Catalan composer and pianist

Maria Rosa Ribas Monné (25 July 1944 in Barcelona, 20 February 2024) is a Catalan composer and pianist. She teaches at the Catalonia College of Music and at the Music School Victòria dels Àngels of Sant Cugat del Vallès in Catalonia. She studied music at the Conservatory of Barcelona, where she obtained the titles of piano, guitar, solfeo and composition. She was awarded an Honourable Mention for Fugue and the honour prizes of Piano, Chamber Music, Harmony and Composition.

She was a disciple of the masters Sofia Puche, Josep Poch, Xavier Montsalvatge and Antoni Ros Marbà, among others. From Carles Guinovart she received knowledge of contemporary music, and with Paul Schilhawsky she specifically worked on the accompaniment of the lied. She also has expanded her training with numerous courses and seminars by renowned musicians such as Rosalyn Tureck, Dimitri Baskiroff, Frederic Gevers, Paul Badura Skoda or Witold Lutoslawsky.

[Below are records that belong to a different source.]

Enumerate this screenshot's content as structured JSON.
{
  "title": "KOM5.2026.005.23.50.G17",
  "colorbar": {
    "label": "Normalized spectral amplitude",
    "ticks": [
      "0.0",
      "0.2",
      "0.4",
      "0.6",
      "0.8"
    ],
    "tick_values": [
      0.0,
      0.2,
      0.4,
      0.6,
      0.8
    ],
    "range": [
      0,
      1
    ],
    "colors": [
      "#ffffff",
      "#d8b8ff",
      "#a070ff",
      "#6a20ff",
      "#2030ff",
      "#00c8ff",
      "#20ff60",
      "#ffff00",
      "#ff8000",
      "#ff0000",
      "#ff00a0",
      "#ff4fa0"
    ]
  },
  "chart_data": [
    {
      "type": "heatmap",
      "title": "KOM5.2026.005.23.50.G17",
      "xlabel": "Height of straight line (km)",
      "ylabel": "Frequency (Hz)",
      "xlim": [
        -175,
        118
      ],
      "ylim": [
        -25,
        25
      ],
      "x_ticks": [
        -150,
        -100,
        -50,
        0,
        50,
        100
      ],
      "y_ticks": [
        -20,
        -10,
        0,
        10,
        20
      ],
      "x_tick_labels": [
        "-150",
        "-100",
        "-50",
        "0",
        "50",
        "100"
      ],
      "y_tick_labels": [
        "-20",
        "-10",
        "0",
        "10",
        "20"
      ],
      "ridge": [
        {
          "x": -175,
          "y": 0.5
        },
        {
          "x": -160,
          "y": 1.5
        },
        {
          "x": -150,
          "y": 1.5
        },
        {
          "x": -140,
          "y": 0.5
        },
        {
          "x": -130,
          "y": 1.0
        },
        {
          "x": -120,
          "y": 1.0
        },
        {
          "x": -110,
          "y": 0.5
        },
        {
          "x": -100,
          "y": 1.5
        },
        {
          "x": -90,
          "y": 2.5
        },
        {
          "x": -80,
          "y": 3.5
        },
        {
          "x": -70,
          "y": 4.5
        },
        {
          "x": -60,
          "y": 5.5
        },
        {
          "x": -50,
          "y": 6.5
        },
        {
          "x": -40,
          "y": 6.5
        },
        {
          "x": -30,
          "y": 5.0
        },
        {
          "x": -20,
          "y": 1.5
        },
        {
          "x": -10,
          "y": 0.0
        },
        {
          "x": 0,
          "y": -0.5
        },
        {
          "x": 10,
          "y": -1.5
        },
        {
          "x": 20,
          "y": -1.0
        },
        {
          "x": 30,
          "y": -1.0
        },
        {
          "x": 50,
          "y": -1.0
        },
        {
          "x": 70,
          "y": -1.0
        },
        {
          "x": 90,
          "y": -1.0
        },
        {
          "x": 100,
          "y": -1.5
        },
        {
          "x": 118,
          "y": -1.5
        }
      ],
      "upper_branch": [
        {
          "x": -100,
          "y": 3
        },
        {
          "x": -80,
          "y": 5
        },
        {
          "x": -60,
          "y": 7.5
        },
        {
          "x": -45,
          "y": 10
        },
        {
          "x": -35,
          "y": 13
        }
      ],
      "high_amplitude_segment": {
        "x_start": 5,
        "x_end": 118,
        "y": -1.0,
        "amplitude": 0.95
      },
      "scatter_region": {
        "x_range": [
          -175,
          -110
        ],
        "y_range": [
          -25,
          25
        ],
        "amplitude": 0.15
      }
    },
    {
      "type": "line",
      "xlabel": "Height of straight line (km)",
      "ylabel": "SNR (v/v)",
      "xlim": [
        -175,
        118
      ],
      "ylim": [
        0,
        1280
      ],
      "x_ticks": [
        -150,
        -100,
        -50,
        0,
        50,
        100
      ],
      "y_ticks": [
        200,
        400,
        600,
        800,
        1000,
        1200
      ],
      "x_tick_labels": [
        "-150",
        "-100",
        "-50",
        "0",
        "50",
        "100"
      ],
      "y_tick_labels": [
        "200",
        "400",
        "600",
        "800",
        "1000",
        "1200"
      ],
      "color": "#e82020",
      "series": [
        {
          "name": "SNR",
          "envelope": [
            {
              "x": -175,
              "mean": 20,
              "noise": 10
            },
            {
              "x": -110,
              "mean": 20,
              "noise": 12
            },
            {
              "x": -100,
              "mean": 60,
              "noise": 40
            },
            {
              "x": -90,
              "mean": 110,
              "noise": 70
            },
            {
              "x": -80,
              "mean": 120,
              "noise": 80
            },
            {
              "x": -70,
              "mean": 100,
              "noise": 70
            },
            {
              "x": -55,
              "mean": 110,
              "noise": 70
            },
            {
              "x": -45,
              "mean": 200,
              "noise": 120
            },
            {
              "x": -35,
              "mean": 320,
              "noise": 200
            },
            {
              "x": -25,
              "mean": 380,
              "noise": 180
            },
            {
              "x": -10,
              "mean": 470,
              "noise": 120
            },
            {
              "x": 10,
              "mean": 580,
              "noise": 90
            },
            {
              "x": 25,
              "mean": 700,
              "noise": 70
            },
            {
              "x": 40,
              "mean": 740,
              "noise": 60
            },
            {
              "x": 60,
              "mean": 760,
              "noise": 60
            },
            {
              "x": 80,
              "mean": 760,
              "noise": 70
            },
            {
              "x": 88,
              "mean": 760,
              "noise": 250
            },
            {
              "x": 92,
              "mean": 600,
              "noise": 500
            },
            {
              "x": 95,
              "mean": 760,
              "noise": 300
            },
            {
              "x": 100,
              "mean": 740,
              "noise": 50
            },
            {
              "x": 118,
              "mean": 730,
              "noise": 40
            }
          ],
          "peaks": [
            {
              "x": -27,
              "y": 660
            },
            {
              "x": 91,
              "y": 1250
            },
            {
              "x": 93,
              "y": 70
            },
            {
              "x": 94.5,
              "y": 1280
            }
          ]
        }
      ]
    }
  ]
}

In 1980, she won the composition award Francesc Basil de Figueres, and in 1998 the 1st prize in the Caterina Albert composition award, in the name of L'Associació Catalana de la Dona, and in 2009 she won the 1st prize in the Concurs de Dones Compositores de Sant Cugat with the piece 12 haikús japonesos for voice and piano, and with poems by Matsuo Bashö translated by Jordi Coca.